On a d’abord affaire à un objet. Sa couverture et son titre plutôt sobres cachent malicieusement une sorte de coffre aux trésors. Pour commencer, avec un format original (358 pages de 22 sur 31cm) on comprend rapidement que l’on est loin d’une analyse de film froide et distanciée. La table des matières est enthousiasmante. Elle annonce une introduction de Spike Lee, de très nombreuses photos du film puis de celles du tournage prises par David Lee (on apprécie vivement ce découpage), le script écrit de la main de Spike Lee dans son intégralité et, l’élément le plus marquant, une « oral history ». Jason Matloff a retranscrit sur papier un grand dialogue regroupant 37 participants (du réalisateur aux acteurs, des producteurs à la costumière). On se demande comment la discussion a pu être organisée mais le résultat apporte une clarté aux nombreux propos échangés.

Le livre nous offre principalement de la matière brute avec les 173 pages de script sans commentaires et les centaines de photos évoquant sans longs discours l’esthétique si travaillée du film. Sans aucun intermédiaire nous sommes intégrés directement de tous les cotés de la caméra. On se prend pour un des producteurs en lisant le script, ou pour un membre du tournage en regardant les photos et l’on pénètre même les esprits de tous les personnages clés de la fabrication du film. On vit les anecdotes et l’on comprend les intentions de chacun.
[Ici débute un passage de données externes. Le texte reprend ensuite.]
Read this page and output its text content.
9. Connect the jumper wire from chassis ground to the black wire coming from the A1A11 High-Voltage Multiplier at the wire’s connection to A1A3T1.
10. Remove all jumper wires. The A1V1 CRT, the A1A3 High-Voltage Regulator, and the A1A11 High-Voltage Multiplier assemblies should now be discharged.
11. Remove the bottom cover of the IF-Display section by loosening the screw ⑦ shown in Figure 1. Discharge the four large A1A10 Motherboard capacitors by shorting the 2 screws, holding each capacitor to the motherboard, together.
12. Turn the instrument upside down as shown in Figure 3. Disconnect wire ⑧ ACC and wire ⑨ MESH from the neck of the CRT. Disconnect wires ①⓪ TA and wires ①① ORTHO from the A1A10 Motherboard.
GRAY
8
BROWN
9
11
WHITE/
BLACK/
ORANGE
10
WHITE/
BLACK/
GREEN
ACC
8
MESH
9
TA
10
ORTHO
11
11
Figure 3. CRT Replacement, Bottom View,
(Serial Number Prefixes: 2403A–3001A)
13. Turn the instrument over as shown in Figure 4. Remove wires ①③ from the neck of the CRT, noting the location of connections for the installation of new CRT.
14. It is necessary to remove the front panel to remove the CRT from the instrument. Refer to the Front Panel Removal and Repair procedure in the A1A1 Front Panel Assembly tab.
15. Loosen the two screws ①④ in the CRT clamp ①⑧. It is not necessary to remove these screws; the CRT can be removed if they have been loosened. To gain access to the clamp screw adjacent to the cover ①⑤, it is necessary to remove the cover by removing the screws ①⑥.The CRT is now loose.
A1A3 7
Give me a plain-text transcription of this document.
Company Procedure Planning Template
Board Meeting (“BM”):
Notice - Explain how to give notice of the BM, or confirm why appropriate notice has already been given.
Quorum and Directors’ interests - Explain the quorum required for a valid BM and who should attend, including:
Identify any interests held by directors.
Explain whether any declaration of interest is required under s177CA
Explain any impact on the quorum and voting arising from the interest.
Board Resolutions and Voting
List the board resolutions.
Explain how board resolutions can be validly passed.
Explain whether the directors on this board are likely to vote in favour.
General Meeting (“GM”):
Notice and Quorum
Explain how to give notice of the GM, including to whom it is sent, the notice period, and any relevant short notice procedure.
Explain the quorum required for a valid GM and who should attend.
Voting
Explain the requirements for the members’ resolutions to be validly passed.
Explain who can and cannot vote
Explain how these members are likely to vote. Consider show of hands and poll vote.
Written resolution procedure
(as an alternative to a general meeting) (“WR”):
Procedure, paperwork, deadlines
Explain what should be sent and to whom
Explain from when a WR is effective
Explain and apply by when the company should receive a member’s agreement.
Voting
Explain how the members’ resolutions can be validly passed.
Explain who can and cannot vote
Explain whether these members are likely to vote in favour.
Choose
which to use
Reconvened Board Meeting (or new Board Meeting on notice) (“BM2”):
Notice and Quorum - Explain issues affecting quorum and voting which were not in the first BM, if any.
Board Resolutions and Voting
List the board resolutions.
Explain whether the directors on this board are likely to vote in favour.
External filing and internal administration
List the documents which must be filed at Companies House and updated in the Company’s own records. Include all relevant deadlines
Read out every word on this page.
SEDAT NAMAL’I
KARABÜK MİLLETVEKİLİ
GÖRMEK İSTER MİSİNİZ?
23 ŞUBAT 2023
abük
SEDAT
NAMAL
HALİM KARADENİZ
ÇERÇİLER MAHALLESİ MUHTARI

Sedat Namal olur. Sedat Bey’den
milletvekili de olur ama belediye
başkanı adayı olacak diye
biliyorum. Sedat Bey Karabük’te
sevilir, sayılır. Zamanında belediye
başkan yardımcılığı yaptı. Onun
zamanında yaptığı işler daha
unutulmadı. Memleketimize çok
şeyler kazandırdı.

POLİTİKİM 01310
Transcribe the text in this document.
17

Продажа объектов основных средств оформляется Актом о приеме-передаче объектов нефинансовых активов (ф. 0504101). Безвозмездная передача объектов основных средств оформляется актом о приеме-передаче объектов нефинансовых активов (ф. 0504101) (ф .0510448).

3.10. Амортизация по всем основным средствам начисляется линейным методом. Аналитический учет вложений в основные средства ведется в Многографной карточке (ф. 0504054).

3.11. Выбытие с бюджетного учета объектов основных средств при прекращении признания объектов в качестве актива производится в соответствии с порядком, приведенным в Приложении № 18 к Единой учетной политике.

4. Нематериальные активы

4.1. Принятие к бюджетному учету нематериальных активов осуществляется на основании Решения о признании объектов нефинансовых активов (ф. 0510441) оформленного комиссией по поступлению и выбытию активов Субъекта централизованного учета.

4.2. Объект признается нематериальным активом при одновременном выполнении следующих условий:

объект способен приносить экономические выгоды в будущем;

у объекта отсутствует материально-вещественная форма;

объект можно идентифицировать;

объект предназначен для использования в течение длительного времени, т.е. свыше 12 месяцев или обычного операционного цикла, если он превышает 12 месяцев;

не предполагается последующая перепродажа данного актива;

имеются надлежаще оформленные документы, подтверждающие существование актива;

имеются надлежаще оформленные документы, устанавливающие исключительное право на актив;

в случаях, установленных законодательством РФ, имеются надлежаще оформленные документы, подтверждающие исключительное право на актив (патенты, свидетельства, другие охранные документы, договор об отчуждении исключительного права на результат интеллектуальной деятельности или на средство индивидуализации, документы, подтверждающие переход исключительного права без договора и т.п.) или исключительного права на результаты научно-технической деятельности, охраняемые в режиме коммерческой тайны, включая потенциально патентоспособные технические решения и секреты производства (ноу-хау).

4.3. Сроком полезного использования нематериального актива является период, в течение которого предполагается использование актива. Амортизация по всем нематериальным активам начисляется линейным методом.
Plus qu’un cadeau de noël sympa c’est un livre lourd de significations à mettre en valeur dans sa bibliothèque.


Il aura fallu 21 ans, le symbole de la majorité américaine, pour que justement Do The Right Thing arrive à maturité aux yeux du plus grand nombre, et que l’on puisse tenir dans nos mains un petit peu des lettres de noblesses que mérite le cinéma de Spike Lee.

« Buggin’ Out’s point was just as valid as Sal’s. That’s why Do The Right Thing is complex and why people are still discussing the issues raised in it over 20 years later.” Cette phrase qu’il prononce dans la discussion révèle la nuance et la subtilité qu’il utilise pour traiter explicitement et pour la première fois des problèmes raciaux dans la vie quotidienne américaine. On savoure ici la richesse des personnages et une démarche solide laissant pourtant l’écran transpirer d’humilité. Des dimensions que l’on est loin de pouvoir imaginer lorsque l’on s’attache aux polémiques qui collent à la peau du réalisateur sois disant trop engagé, trop extrême. Nous n’avons pas à en juger, le livre se concentre exclusivement sur le cinéma.

« Pour accomplir quelque chose aux Etats-Unis, il est impossible d’être seul, il faut s’entourer de gens, d’un groupe de personnes » commente Spike Lee dans le making of de Do The Right Thing. Cette notion est très largement traitée dans le livre. Dans le dialogue il n’intervient que très peu, permettant ainsi à tout le monde d’exprimer ses ressentis propres. L’ensemble révèle un groupe fonctionnant de manière on ne peut plus cohérente. La proximité est telle que les rapports sont presque filiaux. Randy Fletcher, premier assistant réalisateur, compare d’ailleurs une dispute entre Spike et Danny Aliello (Sal) à celle qu’auraient des parents au sein d’une grande famille. La chaleur jouant quasiment le rôle d’un personnage dans le film, il est très agréable de ressentir celle de l’intimité dans le livre.

Le livre joue sur le souvenir. On a la démarche du « 20 ans après », les acteurs se souviennent mais aussi découvrent en discutant, les souvenirs des autres membres de l’équipe. Le lecteur voit resurgir ses souvenirs de spectateur. Et faisant figure d’album photo et contenant le script comme fragment authentique du film le tout n’est qu’un recueil pour la mémoire. Il met en avant une estime légitime et trop souvent tue pour ce réalisateur si talentueux. Il était temps.